LA LECTURA
Teatro

Ernesto Arias: "El teatro de memoria nos enseña a mirar el presente y su progreso"

Ernesto Arias encarna al pedagogo y activista Francisco Ferrer en una obra de José Luis Gómez que convierte la memoria en espejo del presente y la educación en un acto de resistencia

Ernesto Arias: "El teatro de memoria nos enseña a mirar el presente y su progreso"
Geraldine Leloutre
Actualizado

Ernesto Arias vuelve a su casa teatral, La Abadía, para protagonizar Francisco Ferrer. ¡Viva la Escuela Moderna!, un texto del belga Jean-Claude Idée dirigido por José Luis Gómez que se representará hasta el 7 de diciembre. La obra revive la historia del pedagogo catalán fundador de la Escuela Moderna y fusilado en 1909 tras un juicio político que conmocionó a Europa. El montaje revisa su figura, invitando a reflexionar sobre el recuerdo y sobre qué significa hoy en día educar y juzgar.

Para su protagonista, la obra tiene algo de teatro de memoria "y también de reconocer una figura histórica olvidada", explica. "El teatro de memoria nos enseña a mirar el presente y el progreso que ha acarreado", dice, aunque algunas voces se empeñen en negarlo.

El actor, ya habitual de los escenarios de La Abadía al igual que su director, icónico fundador del teatro, habla con la serenidad de quien entiende el teatro como un espacio de conciencia. Asegura que la propuesta encapsula la esencia del director: "Un teatro casi minimalista que trata de evocar situaciones y realidades con mucha poesía escénica".

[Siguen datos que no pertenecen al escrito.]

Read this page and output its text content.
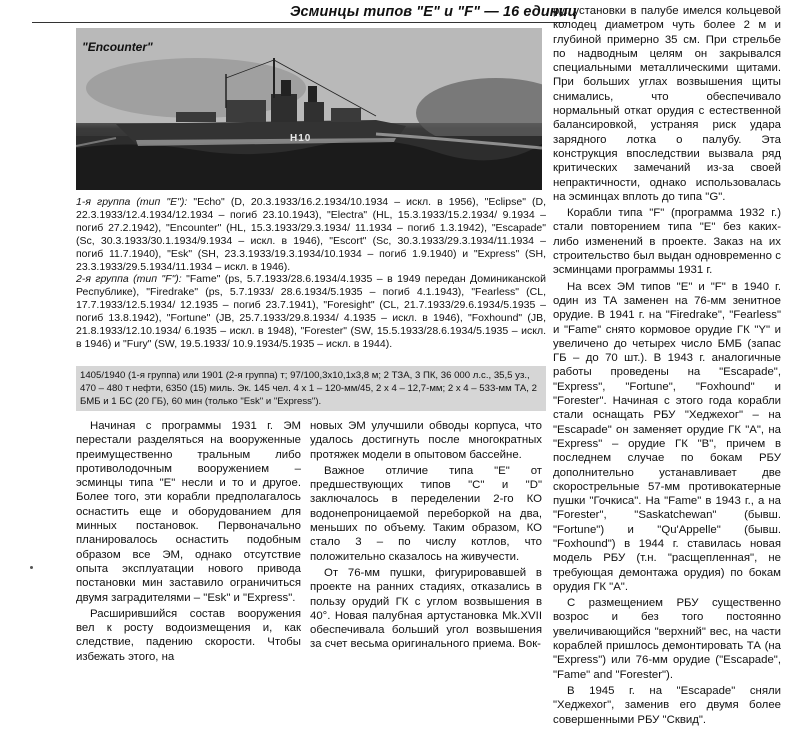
Эсминцы типов "E" и "F" — 16 единиц
"Encounter"
H10

1-я группа (тип "E"): "Echo" (D, 20.3.1933/16.2.1934/10.1934 – искл. в 1956), "Eclipse" (D, 22.3.1933/12.4.1934/12.1934 – погиб 23.10.1943), "Electra" (HL, 15.3.1933/15.2.1934/ 9.1934 – погиб 27.2.1942), "Encounter" (HL, 15.3.1933/29.3.1934/ 11.1934 – погиб 1.3.1942), "Escapade" (Sc, 30.3.1933/30.1.1934/9.1934 – искл. в 1946), "Escort" (Sc, 30.3.1933/29.3.1934/11.1934 – погиб 11.7.1940), "Esk" (SH, 23.3.1933/19.3.1934/10.1934 – погиб 1.9.1940) и "Express" (SH, 23.3.1933/29.5.1934/11.1934 – искл. в 1946).

2-я группа (тип "F"): "Fame" (ps, 5.7.1933/28.6.1934/4.1935 – в 1949 передан Доминиканской Республике), "Firedrake" (ps, 5.7.1933/ 28.6.1934/5.1935 – погиб 4.1.1943), "Fearless" (CL, 17.7.1933/12.5.1934/ 12.1935 – погиб 23.7.1941), "Foresight" (CL, 21.7.1933/29.6.1934/5.1935 – погиб 13.8.1942), "Fortune" (JB, 25.7.1933/29.8.1934/ 4.1935 – искл. в 1946), "Foxhound" (JB, 21.8.1933/12.10.1934/ 6.1935 – искл. в 1948), "Forester" (SW, 15.5.1933/28.6.1934/5.1935 – искл. в 1946) и "Fury" (SW, 19.5.1933/ 10.9.1934/5.1935 – искл. в 1944).

1405/1940 (1-я группа) или 1901 (2-я группа) т; 97/100,3x10,1x3,8 м; 2 ТЗА, 3 ПК, 36 000 л.с., 35,5 уз., 470 – 480 т нефти, 6350 (15) миль. Эк. 145 чел. 4 х 1 – 120-мм/45, 2 х 4 – 12,7-мм; 2 х 4 – 533-мм ТА, 2 БМБ и 1 БС (20 ГБ), 60 мин (только "Esk" и "Express").

Начиная с программы 1931 г. ЭМ перестали разделяться на вооруженные преимущественно тральным либо противолодочным вооружением – эсминцы типа "E" несли и то и другое. Более того, эти корабли предполагалось оснастить еще и оборудованием для минных постановок. Первоначально планировалось оснастить подобным образом все ЭМ, однако отсутствие опыта эксплуатации нового привода постановки мин заставило ограничиться двумя заградителями – "Esk" и "Express".

Расширившийся состав вооружения вел к росту водоизмещения и, как следствие, падению скорости. Чтобы избежать этого, на

новых ЭМ улучшили обводы корпуса, что удалось достигнуть после многократных протяжек модели в опытовом бассейне.

Важное отличие типа "E" от предшествующих типов "C" и "D" заключалось в переделении 2-го КО водонепроницаемой переборкой на два, меньших по объему. Таким образом, КО стало 3 – по числу котлов, что положительно сказалось на живучести.

От 76-мм пушки, фигурировавшей в проекте на ранних стадиях, отказались в пользу орудий ГК с углом возвышения в 40°. Новая палубная артустановка Mk.XVII обеспечивала больший угол возвышения за счет весьма оригинального приема. Вок-

руг установки в палубе имелся кольцевой колодец диаметром чуть более 2 м и глубиной примерно 35 см. При стрельбе по надводным целям он закрывался специальными металлическими щитами. При больших углах возвышения щиты снимались, что обеспечивало нормальный откат орудия с естественной балансировкой, устраняя риск удара зарядного лотка о палубу. Эта конструкция впоследствии вызвала ряд критических замечаний из-за своей непрактичности, однако использовалась на эсминцах вплоть до типа "G".

Корабли типа "F" (программа 1932 г.) стали повторением типа "E" без каких-либо изменений в проекте. Заказ на их строительство был выдан одновременно с эсминцами программы 1931 г.

На всех ЭМ типов "E" и "F" в 1940 г. один из ТА заменен на 76-мм зенитное орудие. В 1941 г. на "Firedrake", "Fearless" и "Fame" снято кормовое орудие ГК "Y" и увеличено до четырех число БМБ (запас ГБ – до 70 шт.). В 1943 г. аналогичные работы проведены на "Escapade", "Express", "Fortune", "Foxhound" и "Forester". Начиная с этого года корабли стали оснащать РБУ "Хеджехог" – на "Escapade" он заменяет орудие ГК "A", на "Express" – орудие ГК "B", причем в последнем случае по бокам РБУ дополнительно устанавливает две скорострельные 57-мм противокатерные пушки "Гочкиса". На "Fame" в 1943 г., а на "Forester", "Saskatchewan" (бывш. "Fortune") и "Qu'Appelle" (бывш. "Foxhound") в 1944 г. ставилась новая модель РБУ (т.н. "расщепленная", не требующая демонтажа орудия) по бокам орудия ГК "A".

С размещением РБУ существенно возрос и без того постоянно увеличивающийся "верхний" вес, на части кораблей пришлось демонтировать ТА (на "Express") или 76-мм орудие ("Escapade", "Fame" and "Forester").

В 1945 г. на "Escapade" сняли "Хеджехог", заменив его двумя более совершенными РБУ "Сквид".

Arias insiste en que esa simplicidad no significa vacío, sino concentración. En escena, existen unos pocos elementos para evocar todo un mundo. Esa palabra es, dice, la gran aportación de José Luis Gómez al teatro: dejar que el actor sostenga el espectáculo.

El texto reconstruye la historia de Ferrer a través de sus interrogatorios, testimonios y algunas voces cruzadas. "El público hace las veces del propio jurado por momentos, porque nosotros tratamos de exponer los hechos con la mayor imparcialidad", explica el actor.

Tres de esas voces -su esposa, una alumna y su hija Sol- atraviesan el montaje. "Pueden entender que toda la obra pasa en la mente de Francisco Ferrer o incluso de Sol", apunta Arias. El actor celebra que la pieza permita "que el espectador se forme su idea de quién era Ferrer mientras se deja conmover por lo que fue su vida".

Arias confiesa que él, como muchos, tampoco conocía al personaje antes. "Pero, más que conocer su figura, me atrajo la situación humana en la que él estaba. No deja de ser un hombre que se enfrenta a un proceso judicial donde se le pide la pena de muerte. Esa posibilidad está latente y le obliga a recapitular sobre toda su vida". Esos son, por tanto, los dos grandes ejes de la obra: no solo la educación sino también la muerte, el arrepentimiento y la redención que le llevó a abandonar la violencia en pos de la pedagogía.

En esta revisión al personaje, Ferrer aparece como un idealista que, para Arias, dice muchas cosas que parecen muy pertinentes hoy en día. Por ejemplo, "cuando plantea que la enseñanza tiene que ser igualitaria y fomentar el espíritu crítico, sin notas, exámenes ni castigos", valora.

"Ferrer educaba para que la gente fuera capaz no solo de ganarse su libertad, sino de conservarla y gestionarla"

Además, para él la esencia de la obra la encapsula la idea de que "un pueblo ignorante que se subleva, aunque triunfe momentáneamente, será incapaz de conservar sus derechos", recuerda. Y sigue: "Se dejará manipular por algún tirano o por la maquinaria arbitraria de un partido todopoderoso". Por eso, la educación que promovía Ferrer pretendía que la gente fuera capaz "no solo de ganarse su libertad sino de conservarla y gestionarla", asegura Arias.

No fuerza el paralelismo, pero lo sabe inevitable. "Eso resuena hoy en día. Porque desde todos los ámbitos se nos trata de manipular para que compremos, para que hagamos vídeos, para que votemos. Eso solo se puede combatir con una persona bien formada. La educación solo mejora con más educación, igual que la democracia solo mejora con más democracia", contesta tajante.

En esa línea, traza una línea recta entre educación y teatro. Evidentemente, este último cumple muchas funciones, "la primera, seguramente, es la de entretener. Pero también hay un teatro que tiene que ver con la reflexión y, por lo tanto, con la educación". A él no le interesa el teatro que adoctrina, sino ese "que te estimula y te hace replantearte tus propias convicciones".

Ese es el espíritu que respira esta nueva mirada a Ferrer: el de un teatro que pregunta. De alguna manera, para Arias, el jurado es la sociedad española de hoy en día. Y el juicio a Ferrer es también un juicio a nosotros mismos.